The overarching reason that all of this is important is to send a message to Trump, who is—by a long shot—the worst president of my lifetime. At this point, I scarcely think it’s necessary to recount a long list of examples to support my argument, so let me keep it short. His policies—ranging from tax cuts for the uber-rich to his ass kissing of Putin—are doing incalculable damage to the country. But even more damaging to my mind is his viciously sexist and racist rhetoric, which is fueling hatred and bigotry to a degree that we haven’t seen since the Civil Rights movement. 

Whether or not a Democratic House would move forward with impeachment proceedings remains to be seen. And of course, if the Democrats don’t have the Senate, the proceedings would come to naught anyway. But a reinvigorated Democratic party would, at the very least, signal to this egomaniac that his aspirations of ruling the United States with the same brutal tyranny that Putin rules Russia will not come to fruition. 

The hour is getting late. Several scholarly studies in recent years have concluded that the United States is no longer a democracy—it is an oligarchy. In spite of this, I haven’t given up hope entirely that we can restore some degree of democracy once again. That won’t happen, though, if two-thirds of the voting-age population stays home on Election Day. And it certainly won’t happen if Republicans—the party of the oligarchy—remain in complete control of the federal government. 

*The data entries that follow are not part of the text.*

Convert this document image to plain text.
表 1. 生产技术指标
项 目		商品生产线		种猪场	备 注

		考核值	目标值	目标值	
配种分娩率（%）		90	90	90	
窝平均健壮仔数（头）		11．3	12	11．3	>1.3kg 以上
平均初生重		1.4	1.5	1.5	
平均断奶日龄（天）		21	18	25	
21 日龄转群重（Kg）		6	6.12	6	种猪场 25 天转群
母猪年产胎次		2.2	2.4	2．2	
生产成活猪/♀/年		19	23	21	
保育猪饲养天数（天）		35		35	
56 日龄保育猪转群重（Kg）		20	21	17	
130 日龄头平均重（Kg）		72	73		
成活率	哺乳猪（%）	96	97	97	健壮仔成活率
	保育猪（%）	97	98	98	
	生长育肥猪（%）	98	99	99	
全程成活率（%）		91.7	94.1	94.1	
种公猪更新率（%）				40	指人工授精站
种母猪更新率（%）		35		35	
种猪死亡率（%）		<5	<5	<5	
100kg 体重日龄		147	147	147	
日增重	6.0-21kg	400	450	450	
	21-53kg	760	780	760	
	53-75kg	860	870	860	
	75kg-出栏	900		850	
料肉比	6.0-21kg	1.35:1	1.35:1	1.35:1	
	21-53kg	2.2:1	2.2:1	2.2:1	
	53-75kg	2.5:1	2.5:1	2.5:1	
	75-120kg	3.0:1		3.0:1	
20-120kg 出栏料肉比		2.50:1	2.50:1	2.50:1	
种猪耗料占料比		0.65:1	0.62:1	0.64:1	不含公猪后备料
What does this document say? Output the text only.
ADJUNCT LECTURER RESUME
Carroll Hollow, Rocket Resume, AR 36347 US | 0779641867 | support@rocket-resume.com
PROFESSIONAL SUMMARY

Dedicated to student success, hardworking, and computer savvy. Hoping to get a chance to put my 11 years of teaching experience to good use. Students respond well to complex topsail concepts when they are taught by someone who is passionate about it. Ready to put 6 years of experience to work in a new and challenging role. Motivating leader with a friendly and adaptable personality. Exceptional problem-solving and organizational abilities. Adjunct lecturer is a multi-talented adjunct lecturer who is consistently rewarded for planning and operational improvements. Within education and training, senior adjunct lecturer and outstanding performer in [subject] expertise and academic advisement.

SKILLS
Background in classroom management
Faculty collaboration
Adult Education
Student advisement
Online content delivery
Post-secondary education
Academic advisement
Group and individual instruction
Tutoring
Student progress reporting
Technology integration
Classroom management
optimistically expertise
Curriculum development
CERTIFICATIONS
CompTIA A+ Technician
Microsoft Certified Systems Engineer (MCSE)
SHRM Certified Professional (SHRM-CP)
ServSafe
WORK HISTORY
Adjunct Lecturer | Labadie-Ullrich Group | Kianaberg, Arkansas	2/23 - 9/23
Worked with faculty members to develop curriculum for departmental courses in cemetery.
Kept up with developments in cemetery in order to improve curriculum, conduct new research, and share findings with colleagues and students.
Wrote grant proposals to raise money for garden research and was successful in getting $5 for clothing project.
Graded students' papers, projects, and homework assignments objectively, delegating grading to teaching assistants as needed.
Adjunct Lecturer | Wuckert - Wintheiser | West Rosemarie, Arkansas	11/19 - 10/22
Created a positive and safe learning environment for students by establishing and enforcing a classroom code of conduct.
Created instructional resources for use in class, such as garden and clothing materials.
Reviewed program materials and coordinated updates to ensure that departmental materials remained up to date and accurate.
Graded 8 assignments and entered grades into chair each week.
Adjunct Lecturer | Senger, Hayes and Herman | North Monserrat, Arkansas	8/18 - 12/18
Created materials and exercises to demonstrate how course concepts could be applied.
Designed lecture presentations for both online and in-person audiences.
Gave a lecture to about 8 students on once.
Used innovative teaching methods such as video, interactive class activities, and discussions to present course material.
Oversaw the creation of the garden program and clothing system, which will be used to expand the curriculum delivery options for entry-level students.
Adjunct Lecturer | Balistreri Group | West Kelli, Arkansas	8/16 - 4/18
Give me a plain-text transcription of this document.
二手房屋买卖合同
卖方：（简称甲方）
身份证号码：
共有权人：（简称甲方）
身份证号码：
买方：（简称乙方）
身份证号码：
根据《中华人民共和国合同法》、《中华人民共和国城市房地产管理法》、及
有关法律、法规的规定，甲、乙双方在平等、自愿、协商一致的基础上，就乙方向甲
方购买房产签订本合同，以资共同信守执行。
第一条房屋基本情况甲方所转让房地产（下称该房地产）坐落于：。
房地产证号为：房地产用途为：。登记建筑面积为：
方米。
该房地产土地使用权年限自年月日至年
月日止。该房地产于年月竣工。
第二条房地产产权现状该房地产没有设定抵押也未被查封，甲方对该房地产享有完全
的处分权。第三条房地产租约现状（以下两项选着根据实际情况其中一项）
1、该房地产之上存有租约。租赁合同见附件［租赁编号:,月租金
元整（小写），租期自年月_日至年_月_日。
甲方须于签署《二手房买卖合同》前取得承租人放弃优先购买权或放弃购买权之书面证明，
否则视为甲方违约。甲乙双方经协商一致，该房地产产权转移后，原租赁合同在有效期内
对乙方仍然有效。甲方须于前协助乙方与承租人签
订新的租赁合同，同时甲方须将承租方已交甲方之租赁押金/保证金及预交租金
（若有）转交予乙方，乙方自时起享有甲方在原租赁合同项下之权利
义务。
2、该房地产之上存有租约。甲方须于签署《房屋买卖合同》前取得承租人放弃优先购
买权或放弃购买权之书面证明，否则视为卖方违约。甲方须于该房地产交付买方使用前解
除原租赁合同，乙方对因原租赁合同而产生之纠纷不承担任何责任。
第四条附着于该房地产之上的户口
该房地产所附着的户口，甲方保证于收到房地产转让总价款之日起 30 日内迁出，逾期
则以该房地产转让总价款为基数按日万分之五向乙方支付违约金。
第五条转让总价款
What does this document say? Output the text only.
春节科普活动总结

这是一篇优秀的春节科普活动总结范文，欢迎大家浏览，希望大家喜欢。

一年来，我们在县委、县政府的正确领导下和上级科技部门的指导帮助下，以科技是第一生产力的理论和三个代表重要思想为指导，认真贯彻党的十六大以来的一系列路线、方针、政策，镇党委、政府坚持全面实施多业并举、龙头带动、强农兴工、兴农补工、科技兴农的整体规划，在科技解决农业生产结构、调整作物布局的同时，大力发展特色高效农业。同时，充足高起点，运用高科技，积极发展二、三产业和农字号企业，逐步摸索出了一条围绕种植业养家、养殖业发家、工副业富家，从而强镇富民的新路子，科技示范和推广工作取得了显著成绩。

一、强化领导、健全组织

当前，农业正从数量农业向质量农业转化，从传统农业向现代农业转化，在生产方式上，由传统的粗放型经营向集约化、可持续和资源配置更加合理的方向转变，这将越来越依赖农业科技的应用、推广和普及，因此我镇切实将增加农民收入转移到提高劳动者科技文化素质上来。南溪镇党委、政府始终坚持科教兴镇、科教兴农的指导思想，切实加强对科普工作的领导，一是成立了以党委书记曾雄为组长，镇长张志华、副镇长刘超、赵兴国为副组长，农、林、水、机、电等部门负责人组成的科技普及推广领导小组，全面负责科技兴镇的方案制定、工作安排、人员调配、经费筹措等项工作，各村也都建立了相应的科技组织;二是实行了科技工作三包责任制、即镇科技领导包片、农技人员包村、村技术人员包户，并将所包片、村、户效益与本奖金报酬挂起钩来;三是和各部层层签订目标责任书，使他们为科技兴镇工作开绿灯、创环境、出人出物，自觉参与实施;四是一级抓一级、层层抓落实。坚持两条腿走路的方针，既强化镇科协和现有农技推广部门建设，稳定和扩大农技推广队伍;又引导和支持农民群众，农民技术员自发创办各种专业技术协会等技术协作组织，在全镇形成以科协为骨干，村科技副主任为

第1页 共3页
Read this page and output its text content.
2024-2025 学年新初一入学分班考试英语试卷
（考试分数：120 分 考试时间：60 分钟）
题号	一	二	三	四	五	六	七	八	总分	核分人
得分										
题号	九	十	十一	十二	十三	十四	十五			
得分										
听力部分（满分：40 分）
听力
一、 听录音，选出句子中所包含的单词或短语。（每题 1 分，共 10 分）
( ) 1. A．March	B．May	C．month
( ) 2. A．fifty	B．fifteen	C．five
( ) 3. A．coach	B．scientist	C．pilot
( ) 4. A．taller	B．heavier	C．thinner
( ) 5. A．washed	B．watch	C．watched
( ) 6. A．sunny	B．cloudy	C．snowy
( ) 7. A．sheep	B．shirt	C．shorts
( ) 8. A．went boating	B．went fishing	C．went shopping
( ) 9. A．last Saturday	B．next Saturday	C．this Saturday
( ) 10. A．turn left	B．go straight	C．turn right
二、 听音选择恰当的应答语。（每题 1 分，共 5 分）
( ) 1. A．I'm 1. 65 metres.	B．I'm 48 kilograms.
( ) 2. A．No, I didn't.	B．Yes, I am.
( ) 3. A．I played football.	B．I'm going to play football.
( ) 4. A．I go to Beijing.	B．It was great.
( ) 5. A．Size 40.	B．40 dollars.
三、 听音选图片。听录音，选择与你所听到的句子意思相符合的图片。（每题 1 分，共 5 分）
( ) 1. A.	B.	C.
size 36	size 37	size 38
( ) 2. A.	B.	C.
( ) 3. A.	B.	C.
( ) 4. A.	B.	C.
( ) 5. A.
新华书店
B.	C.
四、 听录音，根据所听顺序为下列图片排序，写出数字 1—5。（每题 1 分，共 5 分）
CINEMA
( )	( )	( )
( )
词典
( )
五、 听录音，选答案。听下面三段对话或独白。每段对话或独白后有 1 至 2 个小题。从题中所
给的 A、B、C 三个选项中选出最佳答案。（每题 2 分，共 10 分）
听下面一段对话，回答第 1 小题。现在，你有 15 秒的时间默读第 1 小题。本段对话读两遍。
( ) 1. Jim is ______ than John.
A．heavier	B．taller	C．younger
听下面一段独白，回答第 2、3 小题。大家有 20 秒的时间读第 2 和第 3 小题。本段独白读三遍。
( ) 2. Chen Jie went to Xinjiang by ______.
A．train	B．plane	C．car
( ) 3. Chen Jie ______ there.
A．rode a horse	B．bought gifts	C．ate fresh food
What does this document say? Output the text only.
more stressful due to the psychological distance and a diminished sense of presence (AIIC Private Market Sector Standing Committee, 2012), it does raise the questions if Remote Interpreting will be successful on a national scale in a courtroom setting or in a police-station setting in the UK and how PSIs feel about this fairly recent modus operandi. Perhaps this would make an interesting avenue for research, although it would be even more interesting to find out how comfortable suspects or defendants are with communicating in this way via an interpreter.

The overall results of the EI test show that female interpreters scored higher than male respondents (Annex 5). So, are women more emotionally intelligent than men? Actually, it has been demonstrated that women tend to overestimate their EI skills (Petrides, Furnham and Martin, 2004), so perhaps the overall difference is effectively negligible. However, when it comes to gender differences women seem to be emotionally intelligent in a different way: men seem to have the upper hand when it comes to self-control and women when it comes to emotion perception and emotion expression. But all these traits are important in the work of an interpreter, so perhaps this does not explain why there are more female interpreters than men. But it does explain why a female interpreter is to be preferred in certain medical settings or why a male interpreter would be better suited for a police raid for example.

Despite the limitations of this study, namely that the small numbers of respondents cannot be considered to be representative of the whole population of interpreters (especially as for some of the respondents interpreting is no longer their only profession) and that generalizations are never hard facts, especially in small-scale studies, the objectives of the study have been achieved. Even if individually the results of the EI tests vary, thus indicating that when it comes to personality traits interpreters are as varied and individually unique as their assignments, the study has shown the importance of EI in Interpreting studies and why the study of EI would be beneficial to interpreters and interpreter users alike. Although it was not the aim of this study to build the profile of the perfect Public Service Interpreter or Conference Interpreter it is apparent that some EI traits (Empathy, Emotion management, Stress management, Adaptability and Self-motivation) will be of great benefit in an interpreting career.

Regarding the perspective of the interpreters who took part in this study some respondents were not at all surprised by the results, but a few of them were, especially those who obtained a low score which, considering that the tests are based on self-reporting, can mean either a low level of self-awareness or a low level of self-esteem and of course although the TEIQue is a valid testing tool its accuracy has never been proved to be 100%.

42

Yes, I freely acknowledge the partisanship I’ve displayed in this column—and I make no apologies for it. The Republican Party is no longer a party of conservatives in any meaningful sense of that word. It is a party ruled by one would-be dictator and populated by men—by and large—who are either delighted to have the opportunity to roll back the social progress we’ve made over the last 50 years or are simply too afraid to stand up to the monster in the White House. 

If you feel that this language is over the top, my response would be, no—if anything I’ve not expressed the danger forcefully enough. With that in mind, it’s time to get informed, get to work, and get out the vote.